Over half of maternal deaths occurring in hospitals are attributed to sepsis, a critical condition where an infection spreads beyond local tissue containment, leading to organ failure. Maternal or perinatal sepsis is a significant health concern globally, affecting more than 20 million women and resulting in approximately 17,000 deaths each year. Identifying the infectious agents responsible for these cases is often a complex task. While blood cultures are the preferred diagnostic method, they frequently yield low positive results. Other specimens like vaginal swabs have limited clinical usefulness, and obtaining microbiological cultures from the uterine cavity for antimicrobial guidance is typically challenging. Now, a new study of microbiology specimens used to investigate maternal sepsis has demonstrated that placental swabs could play a vital role in informing antimicrobial therapy decisions.

The study performed by researchers from the University of Limerick (Limerick, Ireland) involved the analysis of nearly 2,000 specimens collected over five and a half years.

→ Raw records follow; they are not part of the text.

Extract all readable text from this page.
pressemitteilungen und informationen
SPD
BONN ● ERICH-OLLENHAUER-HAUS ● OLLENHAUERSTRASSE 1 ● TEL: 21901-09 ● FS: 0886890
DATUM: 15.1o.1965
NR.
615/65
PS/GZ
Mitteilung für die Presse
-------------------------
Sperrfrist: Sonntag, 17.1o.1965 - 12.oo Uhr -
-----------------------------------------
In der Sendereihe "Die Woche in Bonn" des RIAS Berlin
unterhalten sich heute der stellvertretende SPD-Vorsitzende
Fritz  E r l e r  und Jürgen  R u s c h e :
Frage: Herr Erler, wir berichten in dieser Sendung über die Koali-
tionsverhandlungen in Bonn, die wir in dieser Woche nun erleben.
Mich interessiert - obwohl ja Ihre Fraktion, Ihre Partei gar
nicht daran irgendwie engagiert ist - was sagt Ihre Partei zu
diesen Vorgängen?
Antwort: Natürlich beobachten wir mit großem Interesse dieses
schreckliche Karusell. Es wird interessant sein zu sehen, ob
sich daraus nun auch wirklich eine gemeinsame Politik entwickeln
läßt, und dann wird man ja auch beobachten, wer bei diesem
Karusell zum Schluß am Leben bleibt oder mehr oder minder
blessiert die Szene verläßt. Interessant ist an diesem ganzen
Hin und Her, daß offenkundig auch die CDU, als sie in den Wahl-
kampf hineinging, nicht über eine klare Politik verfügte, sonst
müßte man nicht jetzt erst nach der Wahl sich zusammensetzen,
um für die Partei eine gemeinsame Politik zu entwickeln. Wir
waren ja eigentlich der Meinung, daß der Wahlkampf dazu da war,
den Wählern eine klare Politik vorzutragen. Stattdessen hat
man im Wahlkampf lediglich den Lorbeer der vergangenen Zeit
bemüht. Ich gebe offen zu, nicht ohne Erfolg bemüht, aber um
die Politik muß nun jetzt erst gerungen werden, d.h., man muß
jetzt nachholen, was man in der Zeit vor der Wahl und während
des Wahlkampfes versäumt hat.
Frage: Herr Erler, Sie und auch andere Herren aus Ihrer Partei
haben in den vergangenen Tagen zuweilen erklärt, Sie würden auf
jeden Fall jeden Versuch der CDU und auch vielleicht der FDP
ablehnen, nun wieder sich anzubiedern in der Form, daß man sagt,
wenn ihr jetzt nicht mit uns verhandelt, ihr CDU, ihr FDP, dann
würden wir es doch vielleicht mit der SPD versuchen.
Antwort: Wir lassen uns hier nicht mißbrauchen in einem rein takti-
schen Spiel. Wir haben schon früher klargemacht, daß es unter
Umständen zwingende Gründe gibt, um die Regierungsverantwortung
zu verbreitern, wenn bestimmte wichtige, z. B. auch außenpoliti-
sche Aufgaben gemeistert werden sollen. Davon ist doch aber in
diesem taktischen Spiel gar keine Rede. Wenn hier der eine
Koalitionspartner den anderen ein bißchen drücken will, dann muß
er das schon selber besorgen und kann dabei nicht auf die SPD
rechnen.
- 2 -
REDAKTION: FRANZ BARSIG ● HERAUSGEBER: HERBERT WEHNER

The team retrospectively assessed the bacterial culture results from various specimens collected as part of a 'septic screen' designed to identify bacteria causing maternal infections leading to sepsis. The specimens included blood, urine, throat swabs, vaginal swabs, and placental swabs. By examining and comparing the results from these specimens for 430 women, the study found that placental swabs were the most effective in detecting the highest number of pathogens.

The study's findings indicate that placental swabs are valuable in identifying potential pathogens from the uterine cavity, which is the most common site of perinatal infections. This discovery is crucial as placental swabs are not routinely examined in many hospitals, meaning vital information that could influence the treatment of these infections might be overlooked. Currently, international guidelines for diagnosing maternal infections are inconsistent, and there is scant information in existing scientific literature about the utilization of placental swabs.

“Maternal sepsis may occur during pregnancy or when a C-section incision, tear or other wound from childbirth becomes infected in the days or weeks after giving birth,” explained Professor Colum Dunne who led the unique new study. “This study provides new information on how sepsis can be detected, and the organisms involved identified early, so that the best approach to successful treatment can be selected.”